イスラエル東部・パレスチナ自治区のほぼ中央に位置し、ユダヤ教徒にとって最高の聖地とされるエルサレムの「嘆きの壁」。その広場に現れた若い女性がいきなり全裸になった。俗っぽい話題から最も縁遠い世界でのこの破廉恥な行為には多くの人々が眉をひそめたもようだ。『The Times of Israel』などが伝えた。
若い女性が自ら衣服を次々とはぎとり、全裸となって広場をストリーキング。周囲はショールなどで体を覆うよう説得するが、それに耳を貸すことなく女性専用の祈祷区域から出て男性専用の祈祷区域へ…。そんな話題が伝えられたのはエルサレムの「嘆きの壁」の前の大きな広場であった。ほどなく警備員が取り押さえて警察にその身柄を渡したという。女はエルサレム居住区に暮らす23歳。両親が警察に娘の精神疾患について申し出たこともあり、現在は病院で検査を受けているもようだ。

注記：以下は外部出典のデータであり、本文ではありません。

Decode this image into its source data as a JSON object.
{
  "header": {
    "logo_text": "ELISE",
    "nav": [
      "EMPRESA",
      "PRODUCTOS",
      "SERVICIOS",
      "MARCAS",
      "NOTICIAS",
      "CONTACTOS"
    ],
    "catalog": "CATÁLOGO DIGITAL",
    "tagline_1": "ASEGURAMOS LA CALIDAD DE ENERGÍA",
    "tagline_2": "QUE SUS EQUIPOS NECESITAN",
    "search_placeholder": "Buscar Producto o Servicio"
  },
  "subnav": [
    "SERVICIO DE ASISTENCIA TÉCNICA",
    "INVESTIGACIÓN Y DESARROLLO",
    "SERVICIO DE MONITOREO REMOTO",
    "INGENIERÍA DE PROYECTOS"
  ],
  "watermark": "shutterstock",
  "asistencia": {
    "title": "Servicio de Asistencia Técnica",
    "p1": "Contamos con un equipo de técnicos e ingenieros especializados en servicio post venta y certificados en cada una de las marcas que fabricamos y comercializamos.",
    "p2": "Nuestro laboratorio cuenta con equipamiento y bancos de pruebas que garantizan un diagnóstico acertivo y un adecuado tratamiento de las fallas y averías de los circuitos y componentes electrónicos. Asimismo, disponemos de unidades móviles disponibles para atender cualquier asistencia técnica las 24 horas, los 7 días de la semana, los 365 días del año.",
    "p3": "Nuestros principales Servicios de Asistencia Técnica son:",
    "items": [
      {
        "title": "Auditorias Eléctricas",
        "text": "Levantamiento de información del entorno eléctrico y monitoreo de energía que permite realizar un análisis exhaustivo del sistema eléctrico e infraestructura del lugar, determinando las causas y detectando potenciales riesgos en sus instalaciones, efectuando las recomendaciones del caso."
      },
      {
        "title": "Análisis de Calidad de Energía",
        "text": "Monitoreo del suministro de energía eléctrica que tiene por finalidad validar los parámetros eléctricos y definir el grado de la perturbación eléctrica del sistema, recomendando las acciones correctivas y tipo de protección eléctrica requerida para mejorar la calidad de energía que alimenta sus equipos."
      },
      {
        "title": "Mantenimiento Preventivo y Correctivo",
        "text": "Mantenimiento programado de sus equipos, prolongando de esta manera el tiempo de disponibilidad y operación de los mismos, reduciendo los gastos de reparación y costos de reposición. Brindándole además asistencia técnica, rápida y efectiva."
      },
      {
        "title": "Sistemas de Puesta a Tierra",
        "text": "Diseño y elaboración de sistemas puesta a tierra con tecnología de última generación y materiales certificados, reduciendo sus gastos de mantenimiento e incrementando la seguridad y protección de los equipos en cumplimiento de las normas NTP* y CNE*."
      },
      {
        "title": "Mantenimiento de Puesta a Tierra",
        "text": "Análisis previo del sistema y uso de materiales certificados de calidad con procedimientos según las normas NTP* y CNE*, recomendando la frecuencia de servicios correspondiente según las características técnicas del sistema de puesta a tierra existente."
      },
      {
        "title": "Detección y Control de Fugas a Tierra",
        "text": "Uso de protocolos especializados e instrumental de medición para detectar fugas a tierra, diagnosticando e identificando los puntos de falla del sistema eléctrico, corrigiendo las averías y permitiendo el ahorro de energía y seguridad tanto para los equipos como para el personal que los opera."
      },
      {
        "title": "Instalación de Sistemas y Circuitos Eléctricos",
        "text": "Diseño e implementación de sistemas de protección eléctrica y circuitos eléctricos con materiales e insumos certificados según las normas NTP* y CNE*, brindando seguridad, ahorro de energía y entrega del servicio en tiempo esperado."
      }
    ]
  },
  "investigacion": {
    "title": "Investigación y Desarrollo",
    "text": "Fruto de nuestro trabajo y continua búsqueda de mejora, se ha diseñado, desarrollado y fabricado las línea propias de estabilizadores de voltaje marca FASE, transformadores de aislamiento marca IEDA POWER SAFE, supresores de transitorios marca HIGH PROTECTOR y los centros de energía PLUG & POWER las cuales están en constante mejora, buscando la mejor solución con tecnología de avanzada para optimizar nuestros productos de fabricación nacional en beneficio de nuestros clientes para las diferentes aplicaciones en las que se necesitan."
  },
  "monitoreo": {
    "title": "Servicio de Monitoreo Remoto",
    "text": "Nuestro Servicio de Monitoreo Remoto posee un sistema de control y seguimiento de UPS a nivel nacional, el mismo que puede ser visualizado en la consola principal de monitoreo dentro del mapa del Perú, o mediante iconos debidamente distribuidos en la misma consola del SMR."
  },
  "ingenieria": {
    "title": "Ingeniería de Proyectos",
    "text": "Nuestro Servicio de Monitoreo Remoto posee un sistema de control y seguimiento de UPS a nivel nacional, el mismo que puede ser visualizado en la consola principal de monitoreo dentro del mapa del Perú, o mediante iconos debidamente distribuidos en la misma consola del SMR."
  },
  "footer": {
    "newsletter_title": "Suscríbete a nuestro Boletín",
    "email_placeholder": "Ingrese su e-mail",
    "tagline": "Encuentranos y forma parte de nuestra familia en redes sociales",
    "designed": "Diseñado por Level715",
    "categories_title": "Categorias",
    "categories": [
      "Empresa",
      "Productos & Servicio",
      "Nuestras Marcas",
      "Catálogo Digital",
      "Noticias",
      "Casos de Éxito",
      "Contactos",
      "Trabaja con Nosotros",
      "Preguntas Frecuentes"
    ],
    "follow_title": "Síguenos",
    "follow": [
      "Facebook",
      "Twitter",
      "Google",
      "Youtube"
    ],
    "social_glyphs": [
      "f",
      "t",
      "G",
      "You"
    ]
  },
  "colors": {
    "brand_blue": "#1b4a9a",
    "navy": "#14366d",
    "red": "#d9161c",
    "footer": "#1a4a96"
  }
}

ここは紀元前20年頃、ユダヤ民族の王であったヘロデが神殿を大きく拡張していったものの西暦70年にローマ帝国により破壊され、人々は少しだけ残った西側の壁(Western Wall)を『嘆きの壁』と呼ぶようになった。キリスト教徒、イスラム教徒にとっても聖地であり、「嘆きの壁事件」が物語る通りユダヤ人とアラブ人の衝突の場で、パレスチナ自治政府もそこを自分たちの首都だと主張するが認められるには至っていない。エルサレムはあくまでも世界三大一神教の共通の聖地として存在している。
ユダヤ教徒は自分たちの誇りのシンボルとされるこの『嘆きの壁』を訪れては祈りを続けるが、そこに黒い大きなハット、ヒゲに漆黒のスーツがトレードマークという「超正統派ユダヤ教徒」の男性たちが集団で訪れ、周囲を圧倒することもしばしばあるようだ。またエルサレムの旧市街とその城壁群はユネスコの定める「世界遺産」に登録されており、イスラム教徒の第三の聖地「神殿の丘」にある黄金の『岩のドーム』は世界から訪れる観光客を惹きつけてやまない。